Some trolley collectors are being paid as little as $5 an hour, while the Fair Work Ombudsman recently stepped up efforts to protect collectors, warning the supermarket giants they could no longer turn a blind eye to a “persistent problem”.
In the past six years, the Fair Work Ombudsman has recovered more than $433,000 in underpaid wages and entitlements for 528 trolley collectors throughout Australia.
Deputy Fair Work Ombudsman (Operations) Michael Campbell welcomed Coles’ decision to sign an Enforceable Undertaking and uphold the workplace rights of trolley collectors at all its supermarket sites.
The Fair Work Ombudsman would discontinue 2012 legal proceedings due to Coles’ preparedness to sign an Enforceable Undertaking in accordance with Section 715 of the Fair Work Act, 2009 and back-pay 10 trolley collectors almost $221,000.
As part of the Enforceable Undertaking, Coles will also establish a $500,000 fund that will be used to back-pay any other trolley collectors at its supermarkets found to have been underpaid.
“The model was vulnerable to the exploitation and underpayment of employees of trolley collection contractors and sub-contractors,” Coles stated.

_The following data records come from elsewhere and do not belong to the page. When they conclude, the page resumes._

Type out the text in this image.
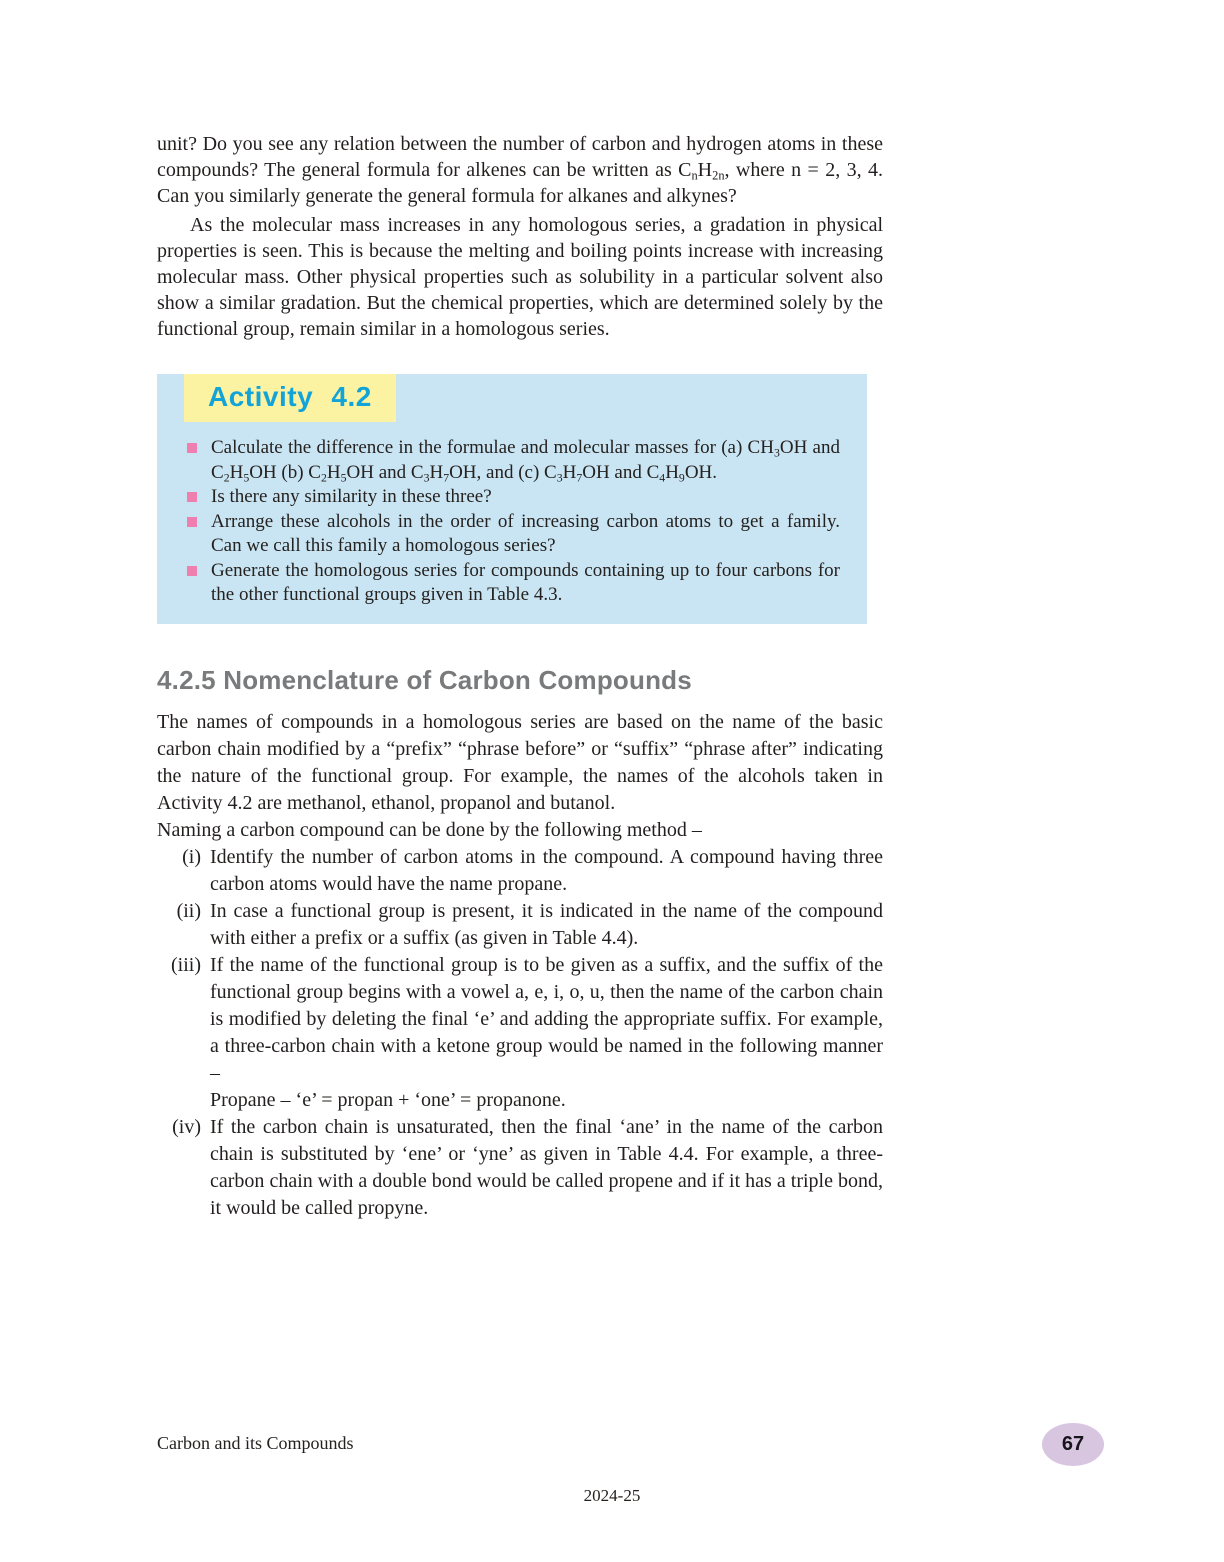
unit? Do you see any relation between the number of carbon and hydrogen atoms in these compounds? The general formula for alkenes can be written as $C_nH_{2n}$, where n = 2, 3, 4. Can you similarly generate the general formula for alkanes and alkynes?

As the molecular mass increases in any homologous series, a gradation in physical properties is seen. This is because the melting and boiling points increase with increasing molecular mass. Other physical properties such as solubility in a particular solvent also show a similar gradation. But the chemical properties, which are determined solely by the functional group, remain similar in a homologous series.

Activity 4.2
Calculate the difference in the formulae and molecular masses for (a) $CH_3OH$ and $C_2H_5OH$ (b) $C_2H_5OH$ and $C_3H_7OH$, and (c) $C_3H_7OH$ and $C_4H_9OH$.
Is there any similarity in these three?
Arrange these alcohols in the order of increasing carbon atoms to get a family. Can we call this family a homologous series?
Generate the homologous series for compounds containing up to four carbons for the other functional groups given in Table 4.3.
4.2.5 Nomenclature of Carbon Compounds

The names of compounds in a homologous series are based on the name of the basic carbon chain modified by a “prefix” “phrase before” or “suffix” “phrase after” indicating the nature of the functional group. For example, the names of the alcohols taken in Activity 4.2 are methanol, ethanol, propanol and butanol.

Naming a carbon compound can be done by the following method –

(i) Identify the number of carbon atoms in the compound. A compound having three carbon atoms would have the name propane.
(ii) In case a functional group is present, it is indicated in the name of the compound with either a prefix or a suffix (as given in Table 4.4).
(iii) If the name of the functional group is to be given as a suffix, and the suffix of the functional group begins with a vowel a, e, i, o, u, then the name of the carbon chain is modified by deleting the final ‘e’ and adding the appropriate suffix. For example, a three-carbon chain with a ketone group would be named in the following manner –
Propane – ‘e’ = propan + ‘one’ = propanone.
(iv) If the carbon chain is unsaturated, then the final ‘ane’ in the name of the carbon chain is substituted by ‘ene’ or ‘yne’ as given in Table 4.4. For example, a three-carbon chain with a double bond would be called propene and if it has a triple bond, it would be called propyne.
Carbon and its Compounds	67
2024-25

The company has announced that it has since brought trolley collection services “in-house” at more than 400 stores that will be extended to all Australian supermarkets within two years.
Coles will also randomly audit the wages of at least 20% of trolley collectors employed by more than 60 sub-contractors of its primary trolley collection service provider, United Trolley Collections.